Tone It Up Bombshell Spell after a funky 4 mile run
- Protein pancake (I wasn’t kidding I’ve been eating these so much lately) with banana inside and peanut butter, strawberries, cacao nibs, coconut, and granola on top. I went a little nutty with the toppings
- Served with Hazelnut Teeccino (decaf coffee replacement) and almond milk…doesn’t it look cool?
- I’m not gonna lie – as much as I am obsessed with protein pancakes – I really really miss breakfast smoothies (or being able to drink any smoothies before 4pm). 4 days of the week (sometimes 5) I can’t use the blender during the day because my husband is sleeping (he works 6pm-6am). He says it’s ok and he won’t mind but the Vitamix is LOUD and he is GRUMPY if he gets woken up so I just avoid it. He will be going back to the day shift next week (YAY!) and I am going to make the shit outta some smoothies…just you watch.
- A couple of raw macaroons…I’ve been doing some experimenting and will share the recipes with you sometime soon
- It’s getting hot here so I was in the mood for some fresh produce.

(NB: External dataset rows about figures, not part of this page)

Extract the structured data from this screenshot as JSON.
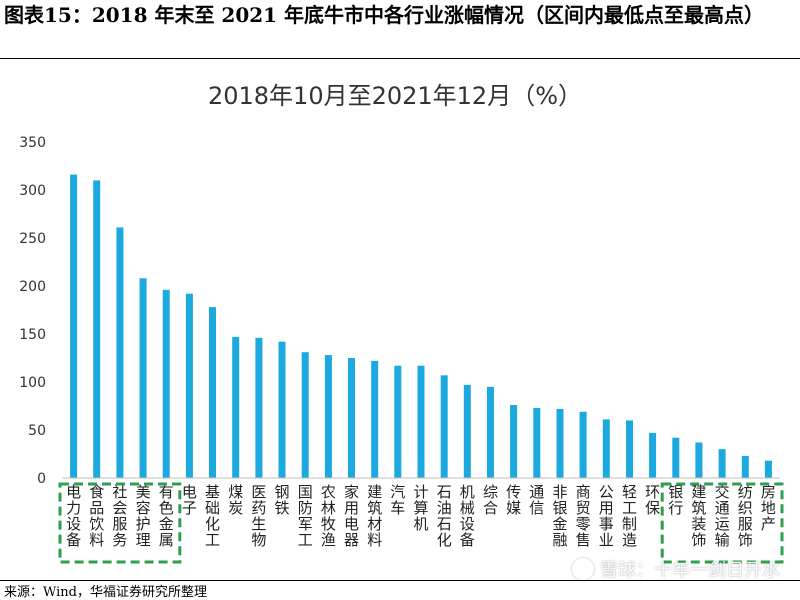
{
  "figure_title": "图表15：2018 年末至 2021 年底牛市中各行业涨幅情况（区间内最低点至最高点）",
  "source": "来源：Wind，华福证券研究所整理",
  "watermark": "雪球：十年一剑日开水",
  "colors": {
    "bar": "#1BA9E0",
    "highlight_box": "#2E9E4F",
    "axis": "#BFBFBF"
  },
  "chart_data": {
    "type": "bar",
    "title": "2018年10月至2021年12月（%）",
    "ylim": [
      0,
      350
    ],
    "yticks": [
      "0",
      "50",
      "100",
      "150",
      "200",
      "250",
      "300",
      "350"
    ],
    "grid": false,
    "categories": [
      "电力设备",
      "食品饮料",
      "社会服务",
      "美容护理",
      "有色金属",
      "电子",
      "基础化工",
      "煤炭",
      "医药生物",
      "钢铁",
      "国防军工",
      "农林牧渔",
      "家用电器",
      "建筑材料",
      "汽车",
      "计算机",
      "石油石化",
      "机械设备",
      "综合",
      "传媒",
      "通信",
      "非银金融",
      "商贸零售",
      "公用事业",
      "轻工制造",
      "环保",
      "银行",
      "建筑装饰",
      "交通运输",
      "纺织服饰",
      "房地产"
    ],
    "values": [
      316,
      310,
      261,
      208,
      196,
      192,
      178,
      147,
      146,
      142,
      131,
      128,
      125,
      122,
      117,
      117,
      107,
      97,
      95,
      76,
      73,
      72,
      69,
      61,
      60,
      47,
      42,
      37,
      30,
      23,
      18
    ],
    "highlight_groups": [
      {
        "start": 0,
        "end": 4
      },
      {
        "start": 26,
        "end": 30
      }
    ]
  }
}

Enter the Big Ass Salad – romaine, spinach, pepper, onion, carrot, cucumber, tomato, sunflower seeds, and crumbled triscuts. Served with a balsamic dressing I whisked together using olive oil, balsamic vinegar, lemon juice, and grainy mustard.
- Delicious peach on the side
- Meant to make a new recipe but followed my cravings instead.
- Veggie burger and roasted sweet potatoes….a classic favorite!
- No picture, but I had some vegan chocolate chip cookies for dessert. I tweaked a recipe and managed to make a dozen cookies with only 1/4 cup sugar! I thought that was pretty good. My next experiment will be to make with with no sugar at all…hopefully they still taste good.
Warm-up – 10 minute Stairmill (I don’t know if I was using this machine right, I felt like a total idiot)
Upper body (3 rounds)
- Slow alternating bicep curls (x40) – I stepped up my weight today to 17.5lbs! Goal is to be able to use 30lb weights one day (Is this doable? Am I aiming too low?)
- Balance row (x10/leg) – balance on one leg and do an upward row with both arms. Make sure to breath to help maintain balance. (check how to here)
- Incline chest press (x20)
- Tricep raise (x20)
- Lat pullover (x20)
- L raises with lighter dumbbells (x20) I used 8lbs for these
- Pushups with medicine ball (x2)
Core (3 rounds)
- Reverse plank with leg raises (x30)
- Oblique v-up crunches (x15/side)
- Crunches on balance disc (x40) – these hurt so good!
- Tummy tucks (x40)
- Weighted toe taps (x30)
Follow up cardio – 20 minutes elliptical with high resistance
Affirmation Catch Up
Almost halfway through my June Affirmation Challenge. You can see my positive affirmations for June 1-5 here. I am loving my daily affirmations – sometimes they come easily and other times I really have to think about what I want it to be…it is definitely a great exercise in self-love.
- June 6: I accept the love I think I deserve.
- June 7: I have the strength to be confident with who I am.
- June 8: I will make the best of every situation today.
- June 9: I am so very loved.
- June 10: I am desirable.
- June 11: I have the power to do anything that I want, I just have to do it!
- June 12: Something good will happen, because it has to happen.
- June 13: I will persevere with optimism and enthusiasm.
Do you have a favorite affirmation? Please share!